Cooking with Sarah Boorer
Clinton Maynard is joined by Sarah Boorer, Communications professional & CWA award-winning cook, to look at the world of baked goods, delicious treats and & easy recipes.
This week Sarah whips up Self Saucing Butterscotch Pudding (recipe courtesy recipetineats.com)
Ingredients
BUTTERSCOTCH PUDDING:
1/4 cup (50g) dark brown sugar, packed (Note 1)
1 1/4 cup (185g) plain flour (all purpose flour)
2.5 tsp baking powder
100g / 7 tbsp unsalted butter, melted
1 egg 1/2 cup (125ml) milk (full or low fat)
4 tbsp golden syrup (Note 2)
BUTTERSCOTCH SAUCE:
3/4 cup (150g) dark brown sugar, packed (Note 2)
2 tbsp cornflour / corn starch
2 cups (500ml) boiling water
SERVING
Vanilla ice cream
Instructions
Preheat oven to 180°C/350°F (160°C fan).
Grease a 6 cup baking dish (1.6L/1.6Q) with butter.
Butterscotch Sauce: Whisk sugar and cornflour in bowl. Set aside.
Pudding batter: Place sugar, flour and baking powder in a separate bowl. Whisk to combine.
Add butter, egg, milk and golden syrup. Whisk until mostly lump free.
Scrape into baking dish and smooth surface.
Sprinkle Butterscotch Sauce sugar mixture all over surface.
Pour boiling water over the surface over the back of a dessert spoon held as close to the batter as you can (to soften the pour so it doesn’t break the surface of the batter).
Transfer to oven, bake 40 minutes or until skewer inserted into the cake part comes out clean.
Cut through pudding to reveal butterscotch sauce underneath.
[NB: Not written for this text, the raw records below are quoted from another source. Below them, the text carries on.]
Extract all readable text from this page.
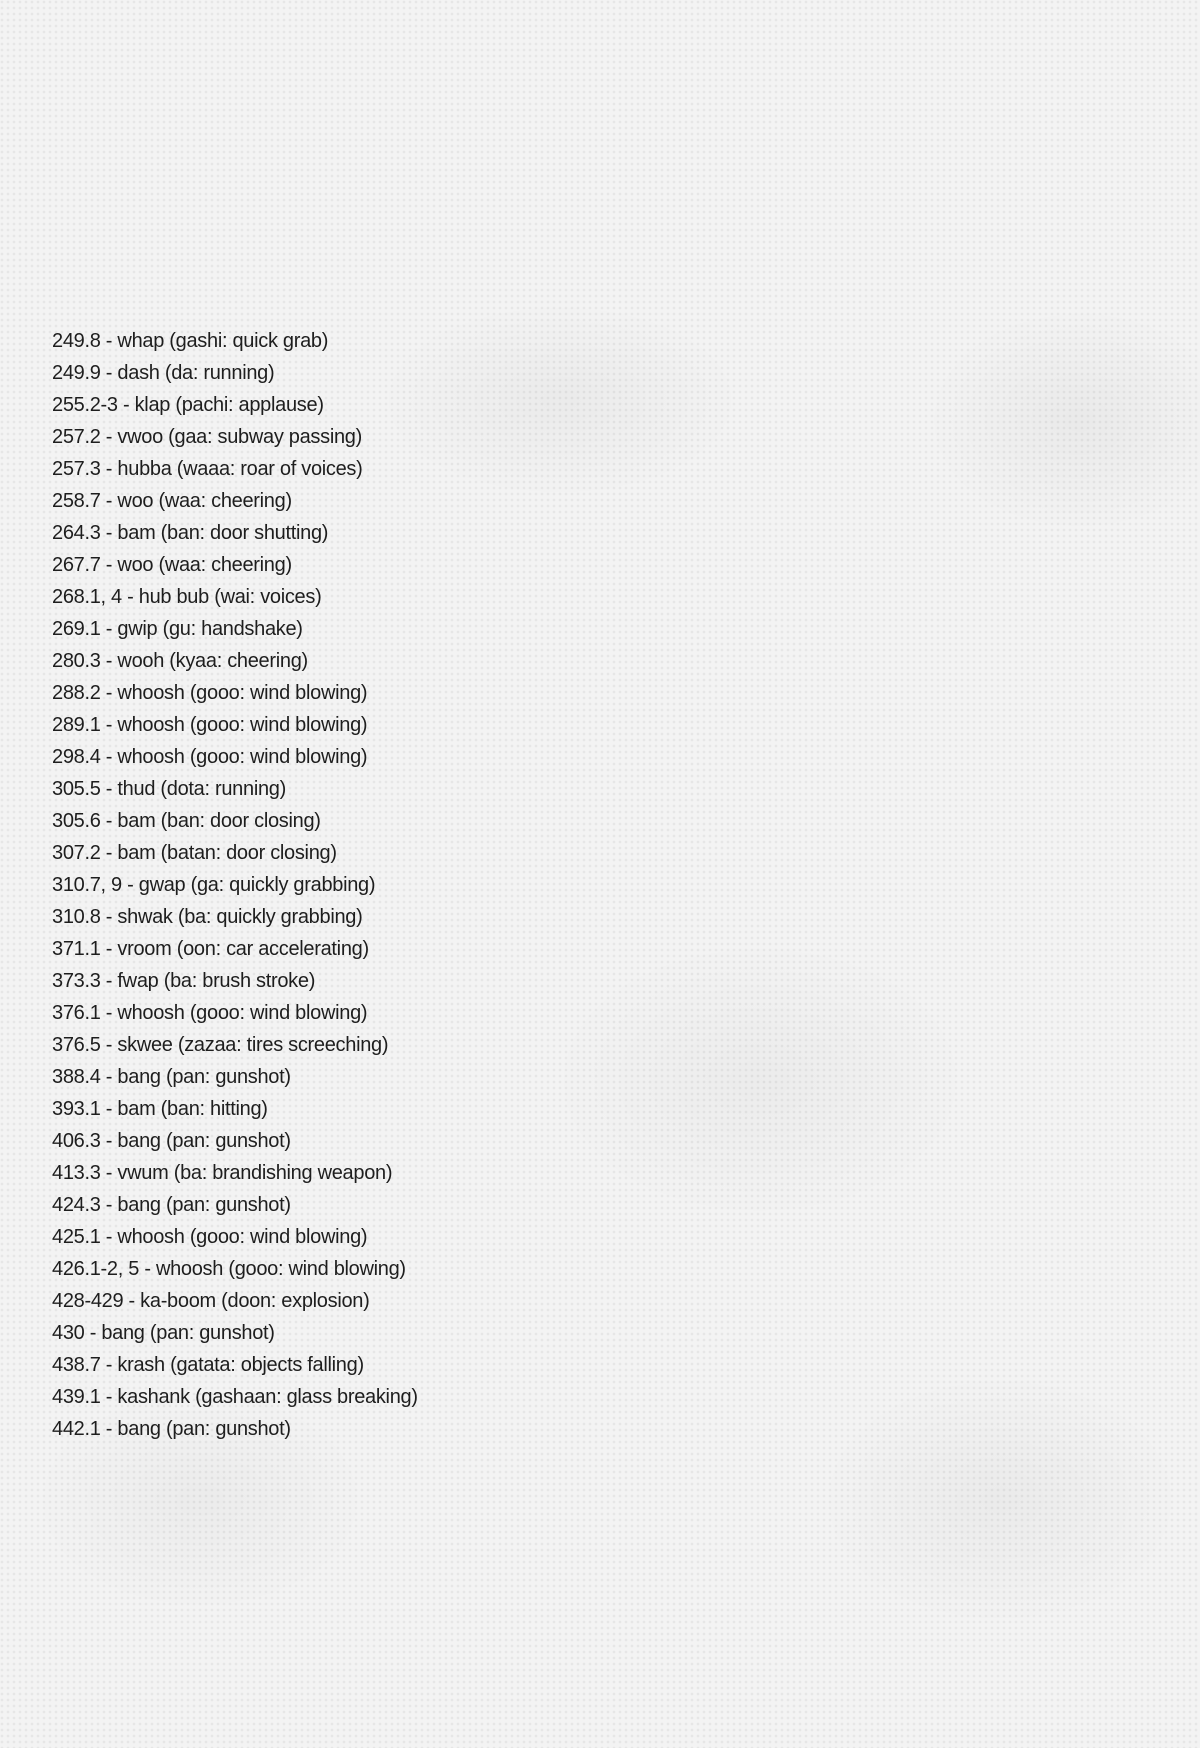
249.8 - whap (gashi: quick grab)
249.9 - dash (da: running)
255.2-3 - klap (pachi: applause)
257.2 - vwoo (gaa: subway passing)
257.3 - hubba (waaa: roar of voices)
258.7 - woo (waa: cheering)
264.3 - bam (ban: door shutting)
267.7 - woo (waa: cheering)
268.1, 4 - hub bub (wai: voices)
269.1 - gwip (gu: handshake)
280.3 - wooh (kyaa: cheering)
288.2 - whoosh (gooo: wind blowing)
289.1 - whoosh (gooo: wind blowing)
298.4 - whoosh (gooo: wind blowing)
305.5 - thud (dota: running)
305.6 - bam (ban: door closing)
307.2 - bam (batan: door closing)
310.7, 9 - gwap (ga: quickly grabbing)
310.8 - shwak (ba: quickly grabbing)
371.1 - vroom (oon: car accelerating)
373.3 - fwap (ba: brush stroke)
376.1 - whoosh (gooo: wind blowing)
376.5 - skwee (zazaa: tires screeching)
388.4 - bang (pan: gunshot)
393.1 - bam (ban: hitting)
406.3 - bang (pan: gunshot)
413.3 - vwum (ba: brandishing weapon)
424.3 - bang (pan: gunshot)
425.1 - whoosh (gooo: wind blowing)
426.1-2, 5 - whoosh (gooo: wind blowing)
428-429 - ka-boom (doon: explosion)
430 - bang (pan: gunshot)
438.7 - krash (gatata: objects falling)
439.1 - kashank (gashaan: glass breaking)
442.1 - bang (pan: gunshot)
To serve, scoop pudding into a bowl then douse with butterscotch sauce. Top with ice cream!
Recipe Notes:
1. Dark brown sugar, rather than normal brown sugar, gives the pudding and the sauce a better butterscotch flavour!
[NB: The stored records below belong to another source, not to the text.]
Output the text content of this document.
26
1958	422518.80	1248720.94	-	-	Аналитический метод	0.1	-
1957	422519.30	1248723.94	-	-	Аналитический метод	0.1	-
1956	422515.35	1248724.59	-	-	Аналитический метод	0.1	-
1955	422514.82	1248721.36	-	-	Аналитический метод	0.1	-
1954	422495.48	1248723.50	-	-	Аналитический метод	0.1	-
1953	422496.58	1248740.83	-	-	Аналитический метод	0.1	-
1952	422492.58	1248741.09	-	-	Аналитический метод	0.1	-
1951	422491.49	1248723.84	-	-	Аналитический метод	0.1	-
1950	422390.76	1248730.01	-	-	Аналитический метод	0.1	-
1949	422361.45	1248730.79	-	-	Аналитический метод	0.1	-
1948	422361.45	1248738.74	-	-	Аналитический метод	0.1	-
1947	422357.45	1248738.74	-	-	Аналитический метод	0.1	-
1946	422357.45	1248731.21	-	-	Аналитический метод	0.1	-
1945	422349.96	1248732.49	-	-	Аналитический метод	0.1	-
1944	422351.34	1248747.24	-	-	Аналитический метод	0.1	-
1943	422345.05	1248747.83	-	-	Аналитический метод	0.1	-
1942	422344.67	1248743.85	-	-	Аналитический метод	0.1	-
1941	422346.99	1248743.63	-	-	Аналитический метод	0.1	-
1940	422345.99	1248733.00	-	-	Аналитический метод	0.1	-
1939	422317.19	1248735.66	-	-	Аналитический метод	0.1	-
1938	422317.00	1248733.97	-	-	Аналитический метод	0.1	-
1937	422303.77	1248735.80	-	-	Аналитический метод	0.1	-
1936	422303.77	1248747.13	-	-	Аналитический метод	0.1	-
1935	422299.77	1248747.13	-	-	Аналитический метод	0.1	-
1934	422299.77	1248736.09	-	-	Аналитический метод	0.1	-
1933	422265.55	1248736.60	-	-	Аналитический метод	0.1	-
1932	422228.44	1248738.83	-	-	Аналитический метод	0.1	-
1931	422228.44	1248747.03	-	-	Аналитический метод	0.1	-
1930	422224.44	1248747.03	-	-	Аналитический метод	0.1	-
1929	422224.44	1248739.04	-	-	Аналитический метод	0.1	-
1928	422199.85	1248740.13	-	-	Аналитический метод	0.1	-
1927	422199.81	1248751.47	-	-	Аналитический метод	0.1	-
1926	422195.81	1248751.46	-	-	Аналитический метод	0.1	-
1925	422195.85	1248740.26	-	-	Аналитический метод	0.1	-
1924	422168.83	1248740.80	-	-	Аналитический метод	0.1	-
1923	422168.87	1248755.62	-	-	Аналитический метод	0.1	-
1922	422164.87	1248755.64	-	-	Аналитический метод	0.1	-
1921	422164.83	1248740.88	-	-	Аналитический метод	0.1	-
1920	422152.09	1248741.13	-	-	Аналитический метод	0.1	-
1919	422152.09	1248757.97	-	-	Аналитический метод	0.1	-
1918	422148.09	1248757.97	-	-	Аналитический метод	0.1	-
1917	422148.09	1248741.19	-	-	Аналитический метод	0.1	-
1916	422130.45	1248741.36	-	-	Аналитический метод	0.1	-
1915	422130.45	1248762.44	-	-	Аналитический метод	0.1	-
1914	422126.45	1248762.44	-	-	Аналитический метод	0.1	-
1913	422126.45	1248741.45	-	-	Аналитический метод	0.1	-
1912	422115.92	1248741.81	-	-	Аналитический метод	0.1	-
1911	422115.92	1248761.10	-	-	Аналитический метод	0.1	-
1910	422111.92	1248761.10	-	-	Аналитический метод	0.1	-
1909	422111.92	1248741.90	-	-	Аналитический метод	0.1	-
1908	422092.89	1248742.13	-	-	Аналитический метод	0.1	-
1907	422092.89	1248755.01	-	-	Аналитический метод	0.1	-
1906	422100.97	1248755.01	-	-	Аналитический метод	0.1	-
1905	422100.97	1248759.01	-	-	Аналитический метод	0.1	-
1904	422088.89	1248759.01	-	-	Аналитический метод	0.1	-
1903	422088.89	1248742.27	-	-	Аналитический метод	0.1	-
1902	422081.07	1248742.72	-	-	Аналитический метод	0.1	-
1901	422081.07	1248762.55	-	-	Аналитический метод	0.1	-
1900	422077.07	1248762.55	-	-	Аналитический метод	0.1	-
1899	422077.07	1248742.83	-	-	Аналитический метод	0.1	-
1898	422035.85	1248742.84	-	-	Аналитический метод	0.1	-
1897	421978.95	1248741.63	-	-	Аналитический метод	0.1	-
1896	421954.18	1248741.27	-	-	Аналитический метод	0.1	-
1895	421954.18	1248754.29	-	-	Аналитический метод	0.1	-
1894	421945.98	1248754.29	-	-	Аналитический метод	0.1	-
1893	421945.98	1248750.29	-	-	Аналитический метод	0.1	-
2. Golden syrup is a syrup used in Australia (and other countries like UK, NZ) in baking. It has the colour of maple syrup and tastes like toffee. Sub with dark corn syrup or honey. Most of the caramel flavour in this dish comes from the dark brown sugar and the butterscotch sauce so substituting the golden syrup will be fine!
3. Storage – best eaten fresh because the sauce gets absorbed by the sponge. If you know you’re going to have leftovers, remove the sponge off the sauce asap, then store separately from the sauce. If you separate, they can be frozen.